Perhaps you are realising that you are introverted and need time on your own to recharge. If this is the case and you are sharing dorms each night, it is possible that this is becoming too much for you. Think about whether it is possible to upgrade to a private room once a week or week or fortnight. Many people in this situation will feel much more like themselves after even a short amount of alone time. Think of these as ‘pit stops’ to recharge your energy.

On the other end of the spectrum you might be more extroverted and may be craving connection with others. Think about how you might achieve this. If you are struggling to make connections in your destination, maybe a long phone call with a family member or an old friend back home is just what you need.

Destination choices

Maybe the destination you have visited isn’t what you hoped it would be. If this is the case think about what would help you to make the most of your time there. I wrote more about this in How can I make the most of a disappointing trip?

Consider accessing therapy

Many therapists work online these days and it is possible to access a therapist even when you are travelling. Finding a therapist online can help you to manage your mood and to make the most of your time away.

Therapy will help you to understand your own difficulties and to develop a range of coping strategies that are right for you. As I mentioned earlier, depression can be a complex condition. Therapy often involves looking at your unique history and circumstances and working with you to find solutions.

If you have had therapy before and haven’t found it effective, please don’t let this put you off. Maybe you didn’t gel with the therapist, maybe the approach did not suit you or perhaps it was not the right time. It can sometimes take some time to find the right therapist and the right approach.

Psychology today is a good place to start and lists registered therapists in many countries. The term ‘registered therapist or psychologist’ is important because it means having professional standards and codes of practice. This ensures that the therapy you are offered is safe and effective.

Avoid looking for therapists or coaches on social media without checking their qualifications or registration. Any genuine therapist will be happy to provide this information.

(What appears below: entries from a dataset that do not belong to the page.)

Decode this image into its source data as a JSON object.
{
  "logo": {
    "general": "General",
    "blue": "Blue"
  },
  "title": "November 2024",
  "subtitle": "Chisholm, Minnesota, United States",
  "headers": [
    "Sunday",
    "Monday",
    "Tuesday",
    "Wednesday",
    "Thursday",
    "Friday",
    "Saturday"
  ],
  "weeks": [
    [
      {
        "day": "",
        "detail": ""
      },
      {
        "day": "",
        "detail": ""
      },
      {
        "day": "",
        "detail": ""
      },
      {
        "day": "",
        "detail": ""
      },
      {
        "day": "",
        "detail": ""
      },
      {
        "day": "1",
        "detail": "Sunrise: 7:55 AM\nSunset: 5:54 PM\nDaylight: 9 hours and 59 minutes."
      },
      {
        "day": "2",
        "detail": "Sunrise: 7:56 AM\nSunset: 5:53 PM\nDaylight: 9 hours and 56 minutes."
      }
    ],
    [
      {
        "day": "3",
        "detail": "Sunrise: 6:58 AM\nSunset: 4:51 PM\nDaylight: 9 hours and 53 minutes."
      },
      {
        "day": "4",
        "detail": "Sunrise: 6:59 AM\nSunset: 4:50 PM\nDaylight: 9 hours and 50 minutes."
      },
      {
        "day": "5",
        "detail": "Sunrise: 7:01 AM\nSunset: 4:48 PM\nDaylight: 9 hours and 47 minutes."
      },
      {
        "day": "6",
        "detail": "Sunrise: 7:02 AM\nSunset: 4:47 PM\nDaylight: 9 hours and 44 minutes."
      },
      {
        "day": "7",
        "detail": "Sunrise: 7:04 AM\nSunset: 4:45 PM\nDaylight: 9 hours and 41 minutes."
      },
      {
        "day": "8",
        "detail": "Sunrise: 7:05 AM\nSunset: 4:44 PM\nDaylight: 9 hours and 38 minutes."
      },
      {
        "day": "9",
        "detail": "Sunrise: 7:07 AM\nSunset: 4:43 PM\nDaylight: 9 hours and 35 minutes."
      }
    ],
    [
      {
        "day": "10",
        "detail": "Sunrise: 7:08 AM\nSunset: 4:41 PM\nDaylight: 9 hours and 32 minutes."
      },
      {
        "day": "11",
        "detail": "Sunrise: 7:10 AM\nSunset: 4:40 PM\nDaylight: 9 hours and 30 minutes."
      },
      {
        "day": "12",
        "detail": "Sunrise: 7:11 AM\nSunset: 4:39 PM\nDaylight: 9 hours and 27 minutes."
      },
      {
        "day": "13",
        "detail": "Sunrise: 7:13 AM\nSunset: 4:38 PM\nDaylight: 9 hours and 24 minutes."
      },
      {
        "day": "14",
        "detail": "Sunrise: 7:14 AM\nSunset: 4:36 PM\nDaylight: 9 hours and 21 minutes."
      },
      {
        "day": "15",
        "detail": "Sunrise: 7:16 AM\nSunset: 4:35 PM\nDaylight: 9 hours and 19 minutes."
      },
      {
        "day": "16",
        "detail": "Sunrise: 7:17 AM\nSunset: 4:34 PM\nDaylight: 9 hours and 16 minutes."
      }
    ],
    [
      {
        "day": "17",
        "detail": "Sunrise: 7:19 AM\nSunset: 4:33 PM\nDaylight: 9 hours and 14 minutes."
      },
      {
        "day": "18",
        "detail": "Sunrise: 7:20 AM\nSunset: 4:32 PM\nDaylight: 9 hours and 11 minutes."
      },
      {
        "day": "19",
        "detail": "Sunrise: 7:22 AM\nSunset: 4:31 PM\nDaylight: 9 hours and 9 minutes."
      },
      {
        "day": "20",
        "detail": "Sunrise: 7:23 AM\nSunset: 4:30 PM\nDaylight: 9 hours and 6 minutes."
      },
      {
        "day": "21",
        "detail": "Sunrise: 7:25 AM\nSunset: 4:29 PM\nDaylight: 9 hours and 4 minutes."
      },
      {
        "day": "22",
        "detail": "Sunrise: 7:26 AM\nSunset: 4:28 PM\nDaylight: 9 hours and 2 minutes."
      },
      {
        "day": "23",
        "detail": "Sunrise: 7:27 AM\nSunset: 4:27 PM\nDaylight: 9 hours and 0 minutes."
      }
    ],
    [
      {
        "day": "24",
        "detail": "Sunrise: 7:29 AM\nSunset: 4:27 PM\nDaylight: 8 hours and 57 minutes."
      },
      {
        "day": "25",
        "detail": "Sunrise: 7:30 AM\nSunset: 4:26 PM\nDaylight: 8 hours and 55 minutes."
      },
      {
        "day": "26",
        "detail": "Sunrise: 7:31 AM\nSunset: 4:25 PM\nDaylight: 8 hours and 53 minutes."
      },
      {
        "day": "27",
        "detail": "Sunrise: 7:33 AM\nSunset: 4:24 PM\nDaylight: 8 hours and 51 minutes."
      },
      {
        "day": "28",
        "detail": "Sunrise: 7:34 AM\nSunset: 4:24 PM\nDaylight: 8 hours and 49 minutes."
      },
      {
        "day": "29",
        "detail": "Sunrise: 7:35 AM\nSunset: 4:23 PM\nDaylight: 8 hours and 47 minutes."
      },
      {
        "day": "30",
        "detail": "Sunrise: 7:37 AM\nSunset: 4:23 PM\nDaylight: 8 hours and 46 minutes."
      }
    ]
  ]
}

Should I come home from travelling?

This is a personal decision that only you can make in your circumstances. It is important to remember that there is no right or wrong. You have to make the decision that is right for you.

If feelings of not coping seem to pass and the above strategies seem to help, continue with those.

On the other hand, indicators that you should consider ending your trip would be:

  • Trying the above strategies and not seeing any improvement
  • Not enjoying any aspect of your trip
  • Feeling like you are not coping often or most of the time
  • Thoughts about harming yourself

If you are experiencing any of the above, consider returning home. This will allow you to focus on getting your mental health back to a stable place. Remember that travel will always be waiting for you when you are feeling better. In the future you will have learned from your current trip even if you don’t see it right now. These experiences will help you to enjoy and appreciate all those other trips you will take in the future.